Node thinking is endemic because it is a powerful and useful paradigm – paradigm in the way Kuhn uses it: once acquired there is no turning back. In technological terms, data is grouped in parent and child elements. Groups of servers combine to become networks. Networks combine to create more networks. The problem with this model of information is that Node thinking rapidly becomes conflated with its own structure: desire and understanding are simplified to binary choice.
Nodes are attractive and repellent to me because they are the modern version of Barthes’s Eiffel tower effect. Barthes believed that the reason the Eiffel tower was so popular was not because it was an engineering feat but because a person looking out over Paris felt they could master the city’s complexity by mastering its layout. In gridded cities this desire is even more easily fulfilled. The illusion and desire to believe that we master the chaos that we have created, and from which many feel utterly alienated, is node thinking. The desperation and pathos is that we use the very technologies that created this abyss to try and solve it. This is where I insert my work.

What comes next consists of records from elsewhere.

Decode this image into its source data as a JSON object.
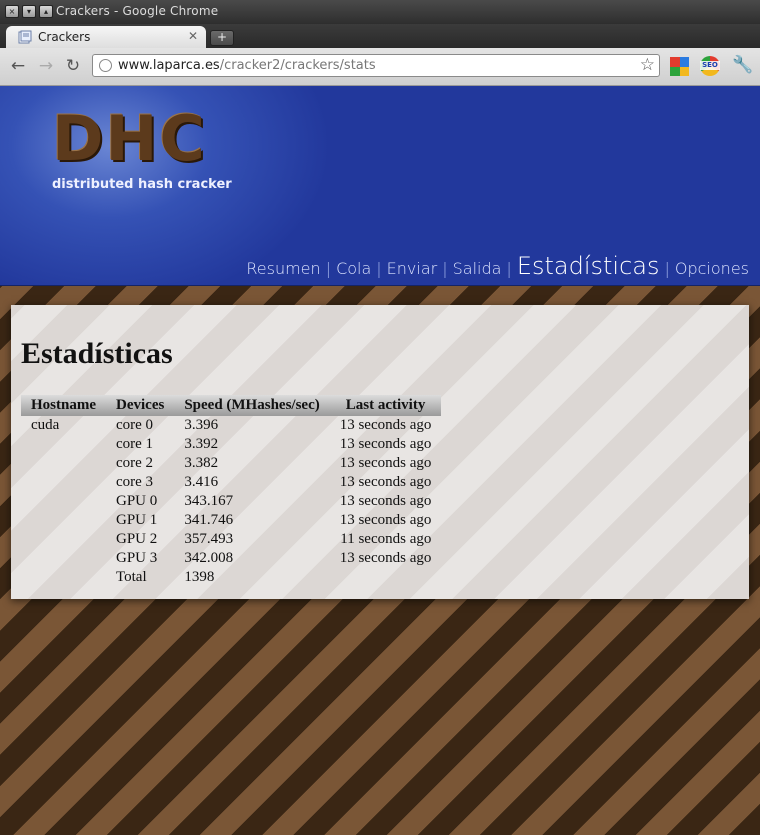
{
  "window": {
    "title": "Crackers - Google Chrome"
  },
  "tab": {
    "label": "Crackers"
  },
  "toolbar": {
    "url_host": "www.laparca.es",
    "url_path": "/cracker2/crackers/stats",
    "extension_seo_label": "SEO"
  },
  "header": {
    "logo": "DHC",
    "tagline": "distributed hash cracker",
    "nav": [
      {
        "label": "Resumen"
      },
      {
        "label": "Cola"
      },
      {
        "label": "Enviar"
      },
      {
        "label": "Salida"
      },
      {
        "label": "Estadísticas",
        "active": true
      },
      {
        "label": "Opciones"
      }
    ]
  },
  "main": {
    "heading": "Estadísticas",
    "table": {
      "columns": [
        "Hostname",
        "Devices",
        "Speed (MHashes/sec)",
        "Last activity"
      ],
      "rows": [
        [
          "cuda",
          "core 0",
          "3.396",
          "13 seconds ago"
        ],
        [
          "",
          "core 1",
          "3.392",
          "13 seconds ago"
        ],
        [
          "",
          "core 2",
          "3.382",
          "13 seconds ago"
        ],
        [
          "",
          "core 3",
          "3.416",
          "13 seconds ago"
        ],
        [
          "",
          "GPU 0",
          "343.167",
          "13 seconds ago"
        ],
        [
          "",
          "GPU 1",
          "341.746",
          "13 seconds ago"
        ],
        [
          "",
          "GPU 2",
          "357.493",
          "11 seconds ago"
        ],
        [
          "",
          "GPU 3",
          "342.008",
          "13 seconds ago"
        ],
        [
          "",
          "Total",
          "1398",
          ""
        ]
      ]
    }
  },
  "colors": {
    "header_blue": "#22389c",
    "stripe_dark": "#3a2614",
    "stripe_light": "#7a5636"
  }
}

Graphs, charts and data diagrams are the new rhetoric of rationalization. PowerPoint is the means of amplifying it. We care about data because it is our god of objectivity; it is the forces of chaos converted. Perhaps part of my curiosity about Node thinking is that it intersects with my long-standing interest in the Gnostic gospels. The Gnostics (2nd CE) believed the world was irrational, a mistake and salvation was the rationalization of it. There were lords of chaos and they represented heavens and death; androgyny was the figure for the divine because it resolved the difference between the sexes. My Node diagrams represent the interplay between structure (code) and the random (words, shapes, data) as a figure for chaos rationalized. Data is the Yaldaboath – the parent creator – reconciled with Sophia (wisdom) through the forces of life – the rationalization of the world as mistake. The hope for artists is to be the saprophytes – the fungus – of data, eating the data filth and creating new life there. To achieve the release from bitterness we must embrace the lords of chaos to combat defensive reductive patterning and rolling amnesia.